I win! A Sinclair ZX81...with...a...16K ram pack. Learned all the Z80 machine code and used it to create my first racing DB in the early '80s. I typed in all the results for Peter Walwyn, Henry Cecil, Dick Hern, Guy Harwood and a few others, taken from the form book, on that miserable plastic membrane keyboard it had and wrote another routine to produce statistics. Although I wasn't able to make much use of it at the time, it stood me in good stead for the second part of my career, about as far from horse racing as you could get, by the way, but that's another story.
And now for a cautionary tale about backing up databases. I have 250,000+ French races, scraped since 2011 and going back to 1982, in an SQL Server DB. I have a lot of routines written in T-SQL for managing the DB and for ad hoc queries that I use regularly. Because I know how easy it is to corrupt a DB with my sloppy programming, I got into the habit of backing everything up regularly. And it saved my bacon today.
I use a Mac with a Windows 7 virtual machine running Parallels on the OS X operating system. Apple's built-in Time Machine backs up OS X, including the Windows VM, every hour. My Windows VM is backed up in the cloud, also every hour, using Backblaze, which I've used for years with few problems, but I deliberately exclude my SQL databases from the Backblaze backups (the files are 2 GB+ in size, so it would be a significant drain on CPU resources, as they change every day). In the middle and on the last day of each month, I copy the SQL database to another disk, which requires stopping the SQL Server via Windows Services, I clone OS X, including the Windows VM, using Carbon Copy Cloner, into a bootable setup on a separate disk, which I test from time-to-time (no problems so far, as long as you disable Backblaze as soon as you fire up Windows in the clone - I'll go into the reasons why if anyone chooses this way of doing things).
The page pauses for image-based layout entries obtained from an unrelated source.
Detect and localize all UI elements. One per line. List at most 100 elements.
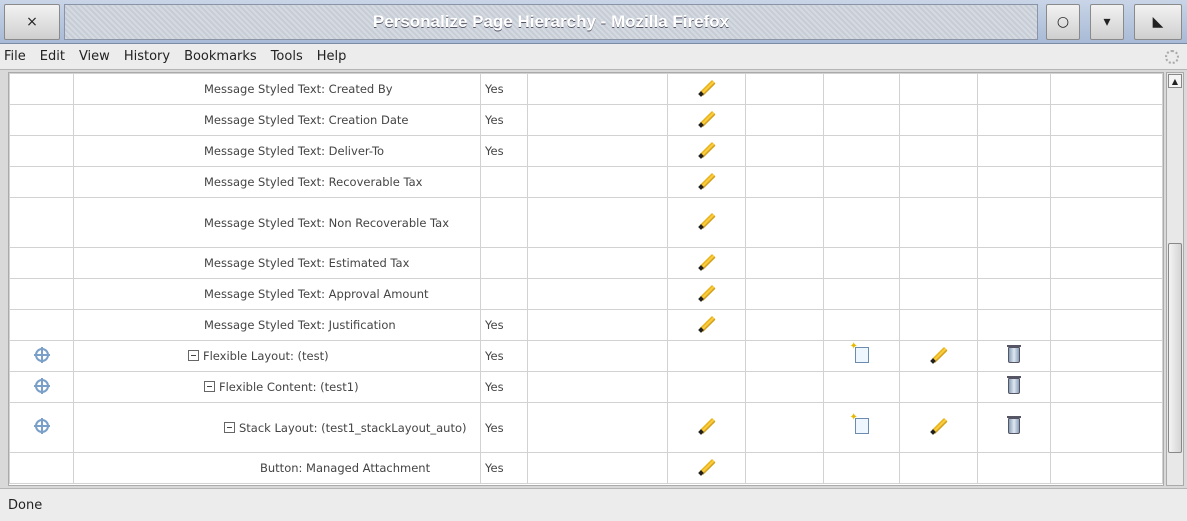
element-name-wrap: Message Styled Text: Justification [74, 315, 480, 335]
pencil-icon[interactable] [698, 417, 716, 435]
empty-cell [1050, 371, 1163, 403]
create-cell [823, 135, 900, 167]
menu-view[interactable]: View [79, 49, 110, 64]
shown-cell: Yes [480, 104, 528, 136]
restore-button[interactable]: ◣ [1134, 4, 1182, 40]
delete-cell[interactable] [977, 340, 1051, 372]
personalize-cell[interactable] [667, 452, 746, 484]
update-cell[interactable] [899, 402, 978, 453]
maximize-button[interactable]: ▾ [1090, 4, 1124, 40]
shown-cell [480, 166, 528, 198]
element-name-wrap: Stack Layout: (test1_stackLayout_auto) [74, 418, 480, 438]
pencil-icon[interactable] [698, 284, 716, 302]
delete-cell [977, 166, 1051, 198]
page-viewport: Message Styled Text: Created By Yes Messag… [8, 72, 1164, 486]
menu-help[interactable]: Help [317, 49, 347, 64]
pencil-icon[interactable] [930, 346, 948, 364]
pencil-icon[interactable] [698, 253, 716, 271]
element-name-wrap: Message Styled Text: Non Recoverable Tax [74, 213, 480, 233]
trash-icon[interactable] [1007, 344, 1021, 363]
collapse-icon[interactable] [224, 421, 235, 433]
element-name-wrap: Message Styled Text: Deliver-To [74, 141, 480, 161]
scrollbar-thumb[interactable] [1168, 243, 1182, 453]
select-cell [9, 73, 74, 105]
personalize-cell[interactable] [667, 402, 746, 453]
delete-cell[interactable] [977, 371, 1051, 403]
element-name: Stack Layout: (test1_stackLayout_auto) [239, 420, 467, 435]
select-cell [9, 452, 74, 484]
empty-cell [527, 371, 668, 403]
personalize-cell[interactable] [667, 166, 746, 198]
element-name: Flexible Content: (test1) [219, 380, 359, 394]
shown-cell: Yes [480, 340, 528, 372]
select-target-icon[interactable] [33, 377, 50, 394]
element-name-wrap: Flexible Content: (test1) [74, 377, 480, 397]
empty-cell [1050, 340, 1163, 372]
update-cell [899, 104, 978, 136]
element-name-cell: Button: Managed Attachment [73, 452, 481, 484]
vertical-scrollbar[interactable]: ▲ [1166, 72, 1184, 486]
update-cell [899, 278, 978, 310]
menu-history[interactable]: History [124, 49, 170, 64]
pencil-icon[interactable] [698, 110, 716, 128]
title-bar: × Personalize Page Hierarchy - Mozilla F… [0, 0, 1187, 44]
throbber-icon [1165, 50, 1179, 64]
element-name: Message Styled Text: Creation Date [204, 113, 409, 127]
empty-cell [1050, 197, 1163, 248]
select-cell[interactable] [9, 371, 74, 403]
pencil-icon[interactable] [698, 212, 716, 230]
element-name-cell: Flexible Content: (test1) [73, 371, 481, 403]
personalize-cell[interactable] [667, 247, 746, 279]
create-item-icon[interactable] [850, 341, 869, 363]
pencil-icon[interactable] [698, 458, 716, 476]
personalize-cell[interactable] [667, 135, 746, 167]
empty-cell [1050, 135, 1163, 167]
collapse-icon[interactable] [188, 350, 199, 361]
close-button[interactable]: × [4, 4, 60, 40]
create-item-icon[interactable] [850, 412, 869, 434]
empty-cell [527, 278, 668, 310]
create-cell[interactable] [823, 402, 900, 453]
trash-icon[interactable] [1007, 416, 1021, 434]
table-row: Stack Layout: (test1_stackLayout_auto) Ye… [9, 402, 1163, 453]
delete-cell[interactable] [977, 402, 1051, 453]
personalize-cell [667, 371, 746, 403]
personalize-cell[interactable] [667, 104, 746, 136]
pencil-icon[interactable] [930, 417, 948, 435]
select-target-icon[interactable] [33, 346, 50, 363]
hierarchy-table: Message Styled Text: Created By Yes Messag… [9, 73, 1163, 484]
shown-value: Yes [485, 82, 504, 96]
pencil-icon[interactable] [698, 315, 716, 333]
update-cell[interactable] [899, 340, 978, 372]
menu-bookmarks[interactable]: Bookmarks [184, 49, 257, 64]
table-row: Message Styled Text: Creation Date Yes [9, 104, 1163, 136]
table-row: Message Styled Text: Deliver-To Yes [9, 135, 1163, 167]
table-row: Message Styled Text: Created By Yes [9, 73, 1163, 105]
menu-file[interactable]: File [4, 49, 26, 64]
select-cell[interactable] [9, 340, 74, 372]
scroll-up-icon[interactable]: ▲ [1168, 74, 1182, 88]
create-cell[interactable] [823, 340, 900, 372]
trash-icon[interactable] [1007, 375, 1021, 394]
delete-cell [977, 104, 1051, 136]
menu-edit[interactable]: Edit [40, 49, 65, 64]
pencil-icon[interactable] [698, 172, 716, 190]
menu-tools[interactable]: Tools [271, 49, 303, 64]
collapse-icon[interactable] [204, 381, 215, 392]
personalize-cell[interactable] [667, 278, 746, 310]
select-target-icon[interactable] [33, 418, 50, 434]
empty-cell [527, 247, 668, 279]
table-row: Message Styled Text: Approval Amount [9, 278, 1163, 310]
personalize-cell[interactable] [667, 197, 746, 248]
minimize-button[interactable]: ○ [1046, 4, 1080, 40]
element-name-cell: Message Styled Text: Deliver-To [73, 135, 481, 167]
personalize-cell[interactable] [667, 73, 746, 105]
select-cell [9, 309, 74, 341]
element-name: Message Styled Text: Justification [204, 318, 396, 332]
select-cell[interactable] [9, 402, 74, 453]
pencil-icon[interactable] [698, 79, 716, 97]
personalize-cell[interactable] [667, 309, 746, 341]
element-name: Message Styled Text: Recoverable Tax [204, 175, 423, 189]
pencil-icon[interactable] [698, 141, 716, 159]
element-name-wrap: Button: Managed Attachment [74, 458, 480, 478]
And now for a dazzling example of my thinking-I know-it-all stupidity that occurred today. I've been promising myself for some time now that I would edit all the comments-in-running to determine pace factors and the race descriptions, which include sale details in selling (reclamé) races - which horse, how much and by whom the horse was claimed.
T-SQL allows you to have multiple algorithms in the same tab, so long as you comment out each algorithmic code using the "/*...*/" comments and only run the one you want by highlighting it. Paris-Turf doesn't have the same disciplined comments-in-running and sales reports that you have in the Racing Post. It's all very free-flowing and dependent on the style of who's writing them. Right, so I wanted to change the race description for a particular race to show that the horse was bought-in ("défendu") by the owner and not claimed (reclamé) by the current owner. This was the code I used:
/*
USE FrenchDB
UPDATE Links SET [Description] = 'A reclamer - 9.500 € - 1.600 metres - Corde a droite - Bon terrain - Temps total 1''44.67 - Reduction km 1''05.42. Adorian a ete defendu pour 12.888 €.'
WHERE RceID = 1145048
*/
Unfortunately, I didn't highlight the last line, so all 250,000+ races were updated with the same race description. If I had made no back-up provision, I would have been rightly fucked, but I was able to restore the complete DB using the last fortnightly copy (stopping SQL Server via Windows Services before I did so) and scraping the results for 13 days from the 1st November, allowing me to update the database up to today, with no problems. Sure, it took me all afternoon to do it, but compared to what I could have lost, that's nothing at all.
I have, arguably, the best French horse-racing database available today, thanks to a lot of hard work over the years. Unfortunately, this does not exonerate me from incredible idiocy when it comes to programming in T-SQL. So, other users of the facility: BE WARNED! You never really know how idiotic you can be!